Anderson has claimed that it’s a new federal requirement that projects within the boundaries of a Metropolitian Planning Organization, such as those in Fairbanks and Anchorage, have to be approved by the local organization.

But the federal requirement has existed in the same format for nearly 30 years. Testifying to the Senate Finance Committee, Anderson invented an unlikely scenario to justify why he believes that the state should have the power to decide road projects.

“We’ve agreed to make some of these changes that they’ve asked,” he said of the federal agency, but that won’t be the end of it.

“We will move forward on resolving this conflict. And really what it comes down to is, I like to use the example of, let’s say we have a load coming from Kenai going to the North Slope. That truck, that vehicle is gonna go through three Metropolitan Planning areas that could have three different ways they want to, that they look at how a road should be planned. And we believe that you know, the state needs to maintain consistency on our National Highway System routes and we really need to keep that front focused. That was a big one for us and that’s something since the February 9th letter, we’ve really been hammering out.”

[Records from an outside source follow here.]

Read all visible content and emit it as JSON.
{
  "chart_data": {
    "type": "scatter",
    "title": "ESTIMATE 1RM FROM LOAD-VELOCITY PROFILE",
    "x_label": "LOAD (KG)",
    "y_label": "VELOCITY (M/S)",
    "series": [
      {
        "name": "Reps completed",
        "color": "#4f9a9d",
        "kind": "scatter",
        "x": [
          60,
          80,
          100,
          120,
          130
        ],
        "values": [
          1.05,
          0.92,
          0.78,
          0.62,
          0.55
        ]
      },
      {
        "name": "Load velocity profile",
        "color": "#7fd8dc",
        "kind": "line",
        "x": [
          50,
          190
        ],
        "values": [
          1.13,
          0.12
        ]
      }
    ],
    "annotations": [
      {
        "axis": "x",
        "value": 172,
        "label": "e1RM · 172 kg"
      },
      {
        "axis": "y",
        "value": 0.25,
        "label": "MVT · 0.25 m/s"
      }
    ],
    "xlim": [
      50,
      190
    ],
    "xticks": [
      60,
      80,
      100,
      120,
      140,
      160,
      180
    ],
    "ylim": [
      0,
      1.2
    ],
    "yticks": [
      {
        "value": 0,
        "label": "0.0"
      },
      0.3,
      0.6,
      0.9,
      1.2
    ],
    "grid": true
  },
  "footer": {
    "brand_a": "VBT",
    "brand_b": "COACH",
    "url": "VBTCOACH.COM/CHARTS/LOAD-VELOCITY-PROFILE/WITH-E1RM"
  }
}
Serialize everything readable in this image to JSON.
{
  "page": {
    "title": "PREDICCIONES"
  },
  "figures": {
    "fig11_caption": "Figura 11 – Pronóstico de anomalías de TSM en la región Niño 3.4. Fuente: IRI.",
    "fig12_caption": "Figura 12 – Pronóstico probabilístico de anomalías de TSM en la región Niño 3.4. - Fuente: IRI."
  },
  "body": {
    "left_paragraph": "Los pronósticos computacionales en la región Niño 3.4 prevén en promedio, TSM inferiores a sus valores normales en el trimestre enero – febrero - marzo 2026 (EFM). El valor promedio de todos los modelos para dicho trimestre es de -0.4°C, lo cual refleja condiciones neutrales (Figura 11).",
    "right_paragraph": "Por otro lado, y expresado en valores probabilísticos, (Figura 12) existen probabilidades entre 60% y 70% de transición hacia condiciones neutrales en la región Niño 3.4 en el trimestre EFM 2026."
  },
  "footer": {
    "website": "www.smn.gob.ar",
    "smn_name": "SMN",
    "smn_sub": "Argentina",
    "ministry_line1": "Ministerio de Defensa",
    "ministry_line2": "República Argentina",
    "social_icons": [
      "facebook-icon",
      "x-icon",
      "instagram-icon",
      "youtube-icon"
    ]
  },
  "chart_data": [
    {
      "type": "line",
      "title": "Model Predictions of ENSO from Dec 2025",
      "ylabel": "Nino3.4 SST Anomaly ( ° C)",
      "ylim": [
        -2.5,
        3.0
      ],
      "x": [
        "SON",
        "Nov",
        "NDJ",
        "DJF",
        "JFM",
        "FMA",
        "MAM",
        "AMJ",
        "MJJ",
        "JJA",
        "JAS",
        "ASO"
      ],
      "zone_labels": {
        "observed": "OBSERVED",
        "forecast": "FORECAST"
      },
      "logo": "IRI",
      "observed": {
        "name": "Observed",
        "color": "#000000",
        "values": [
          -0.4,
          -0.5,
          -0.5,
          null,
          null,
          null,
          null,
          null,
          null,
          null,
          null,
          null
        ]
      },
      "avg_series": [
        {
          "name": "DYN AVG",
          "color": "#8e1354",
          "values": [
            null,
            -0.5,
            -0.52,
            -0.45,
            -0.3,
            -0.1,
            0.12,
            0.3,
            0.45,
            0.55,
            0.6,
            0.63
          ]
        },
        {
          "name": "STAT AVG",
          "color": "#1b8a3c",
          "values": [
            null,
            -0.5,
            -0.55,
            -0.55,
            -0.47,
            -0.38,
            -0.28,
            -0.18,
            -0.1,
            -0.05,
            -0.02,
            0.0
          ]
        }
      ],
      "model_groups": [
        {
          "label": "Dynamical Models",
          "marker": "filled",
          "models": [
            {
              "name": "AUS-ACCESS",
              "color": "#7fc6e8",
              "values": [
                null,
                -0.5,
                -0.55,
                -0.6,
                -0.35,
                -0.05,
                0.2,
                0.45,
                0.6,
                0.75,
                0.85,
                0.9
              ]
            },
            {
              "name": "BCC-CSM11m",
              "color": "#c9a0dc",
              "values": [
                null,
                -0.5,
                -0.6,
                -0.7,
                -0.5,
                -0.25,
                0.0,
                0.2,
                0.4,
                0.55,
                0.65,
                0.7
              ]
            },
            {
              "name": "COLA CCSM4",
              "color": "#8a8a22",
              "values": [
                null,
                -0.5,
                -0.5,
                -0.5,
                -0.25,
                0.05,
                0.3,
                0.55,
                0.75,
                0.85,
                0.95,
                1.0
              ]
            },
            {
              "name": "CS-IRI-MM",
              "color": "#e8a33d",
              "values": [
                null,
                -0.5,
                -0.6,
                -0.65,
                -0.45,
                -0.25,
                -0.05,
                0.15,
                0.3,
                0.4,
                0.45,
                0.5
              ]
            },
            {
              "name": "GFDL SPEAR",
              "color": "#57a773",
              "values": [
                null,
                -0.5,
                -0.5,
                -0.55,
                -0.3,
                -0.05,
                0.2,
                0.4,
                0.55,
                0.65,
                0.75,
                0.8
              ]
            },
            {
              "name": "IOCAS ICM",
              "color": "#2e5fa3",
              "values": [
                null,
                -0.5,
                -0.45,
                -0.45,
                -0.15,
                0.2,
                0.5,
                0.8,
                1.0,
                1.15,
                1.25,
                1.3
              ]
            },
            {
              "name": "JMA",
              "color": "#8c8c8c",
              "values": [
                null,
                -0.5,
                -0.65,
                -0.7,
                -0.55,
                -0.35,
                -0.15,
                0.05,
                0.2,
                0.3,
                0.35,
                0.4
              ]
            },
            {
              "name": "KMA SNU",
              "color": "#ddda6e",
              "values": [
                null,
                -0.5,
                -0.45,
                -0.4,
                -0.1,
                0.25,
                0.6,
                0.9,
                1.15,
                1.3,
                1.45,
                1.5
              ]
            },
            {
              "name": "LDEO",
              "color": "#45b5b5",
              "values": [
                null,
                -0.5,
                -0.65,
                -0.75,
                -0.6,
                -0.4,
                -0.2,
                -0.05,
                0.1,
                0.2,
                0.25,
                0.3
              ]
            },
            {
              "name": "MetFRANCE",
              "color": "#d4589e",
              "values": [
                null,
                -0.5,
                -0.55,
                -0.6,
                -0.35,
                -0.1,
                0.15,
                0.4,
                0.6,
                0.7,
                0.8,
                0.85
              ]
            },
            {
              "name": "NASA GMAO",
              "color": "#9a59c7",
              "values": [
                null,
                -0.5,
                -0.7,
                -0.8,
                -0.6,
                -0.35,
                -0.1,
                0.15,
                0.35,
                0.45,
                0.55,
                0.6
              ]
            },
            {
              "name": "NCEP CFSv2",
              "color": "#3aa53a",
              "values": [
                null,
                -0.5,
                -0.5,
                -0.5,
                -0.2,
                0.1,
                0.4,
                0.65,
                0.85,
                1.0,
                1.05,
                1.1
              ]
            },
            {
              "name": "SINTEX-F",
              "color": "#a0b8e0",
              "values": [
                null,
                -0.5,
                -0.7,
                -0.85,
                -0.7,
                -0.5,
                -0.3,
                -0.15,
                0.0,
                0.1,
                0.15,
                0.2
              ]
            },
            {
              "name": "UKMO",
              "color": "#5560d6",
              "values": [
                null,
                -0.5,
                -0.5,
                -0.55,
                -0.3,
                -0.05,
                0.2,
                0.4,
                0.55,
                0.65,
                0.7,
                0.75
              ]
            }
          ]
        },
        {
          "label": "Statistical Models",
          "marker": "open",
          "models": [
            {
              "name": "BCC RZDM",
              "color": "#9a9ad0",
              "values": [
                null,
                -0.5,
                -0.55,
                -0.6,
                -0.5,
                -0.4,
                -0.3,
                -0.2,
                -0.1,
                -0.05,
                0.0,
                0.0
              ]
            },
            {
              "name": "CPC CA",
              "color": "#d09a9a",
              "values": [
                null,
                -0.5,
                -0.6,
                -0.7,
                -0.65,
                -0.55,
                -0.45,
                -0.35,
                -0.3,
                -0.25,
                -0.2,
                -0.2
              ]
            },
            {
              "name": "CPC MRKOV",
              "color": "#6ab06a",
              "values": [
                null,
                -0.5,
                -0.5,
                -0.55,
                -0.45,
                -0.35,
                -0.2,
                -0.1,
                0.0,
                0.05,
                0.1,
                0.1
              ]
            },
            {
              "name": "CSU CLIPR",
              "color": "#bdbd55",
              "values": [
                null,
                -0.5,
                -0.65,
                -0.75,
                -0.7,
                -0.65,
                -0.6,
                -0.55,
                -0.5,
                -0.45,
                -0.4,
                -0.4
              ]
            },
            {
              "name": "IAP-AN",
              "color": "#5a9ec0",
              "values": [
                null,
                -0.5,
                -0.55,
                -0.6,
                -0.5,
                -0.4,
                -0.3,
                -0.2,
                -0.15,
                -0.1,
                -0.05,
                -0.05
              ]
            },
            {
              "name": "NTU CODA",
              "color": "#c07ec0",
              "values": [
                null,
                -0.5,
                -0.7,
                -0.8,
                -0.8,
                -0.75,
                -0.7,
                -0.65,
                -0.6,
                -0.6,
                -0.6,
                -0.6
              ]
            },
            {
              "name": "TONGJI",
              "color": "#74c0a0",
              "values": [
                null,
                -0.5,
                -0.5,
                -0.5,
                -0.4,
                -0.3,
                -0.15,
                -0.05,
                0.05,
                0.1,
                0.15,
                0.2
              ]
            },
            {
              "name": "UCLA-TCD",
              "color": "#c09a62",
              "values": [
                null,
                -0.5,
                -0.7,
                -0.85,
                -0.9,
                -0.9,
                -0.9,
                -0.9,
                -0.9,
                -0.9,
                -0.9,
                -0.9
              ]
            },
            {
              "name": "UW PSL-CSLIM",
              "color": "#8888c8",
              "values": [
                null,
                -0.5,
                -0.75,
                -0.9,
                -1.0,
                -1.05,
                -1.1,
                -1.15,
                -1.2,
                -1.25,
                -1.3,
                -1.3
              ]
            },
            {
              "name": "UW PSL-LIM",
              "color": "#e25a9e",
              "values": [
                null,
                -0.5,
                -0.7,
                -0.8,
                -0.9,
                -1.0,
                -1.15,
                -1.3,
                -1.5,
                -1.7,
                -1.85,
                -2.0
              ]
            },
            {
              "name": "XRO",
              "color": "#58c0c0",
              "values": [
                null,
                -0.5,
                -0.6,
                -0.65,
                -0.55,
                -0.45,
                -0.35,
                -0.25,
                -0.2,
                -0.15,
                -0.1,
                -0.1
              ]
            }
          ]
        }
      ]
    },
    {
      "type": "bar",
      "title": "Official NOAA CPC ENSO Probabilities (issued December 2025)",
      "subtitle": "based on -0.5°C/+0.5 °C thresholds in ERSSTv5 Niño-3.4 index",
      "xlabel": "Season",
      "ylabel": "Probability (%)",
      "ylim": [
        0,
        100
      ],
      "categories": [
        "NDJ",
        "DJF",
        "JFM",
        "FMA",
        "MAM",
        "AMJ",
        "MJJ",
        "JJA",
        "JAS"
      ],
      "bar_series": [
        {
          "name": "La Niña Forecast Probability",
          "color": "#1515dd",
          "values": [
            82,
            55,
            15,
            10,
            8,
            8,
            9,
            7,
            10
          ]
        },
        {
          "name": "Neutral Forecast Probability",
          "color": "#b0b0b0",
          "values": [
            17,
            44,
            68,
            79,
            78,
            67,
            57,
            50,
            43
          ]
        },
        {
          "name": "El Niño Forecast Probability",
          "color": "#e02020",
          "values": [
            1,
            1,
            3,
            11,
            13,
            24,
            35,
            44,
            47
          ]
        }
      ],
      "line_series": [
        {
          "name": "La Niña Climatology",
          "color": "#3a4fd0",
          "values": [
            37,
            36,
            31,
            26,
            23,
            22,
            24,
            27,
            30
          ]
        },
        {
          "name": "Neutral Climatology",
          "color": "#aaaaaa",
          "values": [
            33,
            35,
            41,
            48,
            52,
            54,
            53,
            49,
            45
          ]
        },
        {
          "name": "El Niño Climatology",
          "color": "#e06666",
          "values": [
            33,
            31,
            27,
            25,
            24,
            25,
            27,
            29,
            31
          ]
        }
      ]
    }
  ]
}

He may like to use that example, but it’s a bad one. There are not going to be three ways a road will be planned.

Meanwhile, state attorney Sean Lynch was asked what changed regarding the rules on the local planning organizations. Lynch was unwilling to back up the state claim that there is a new requirement regarding MPO approval of projects the state desires.

“I can’t really address what changed. It was, I guess from DOT’s perspective it was a, submitted a STIP as we always do and it was you know reported back as problematic and we tried to fix it and we are where we are,” said Lynch.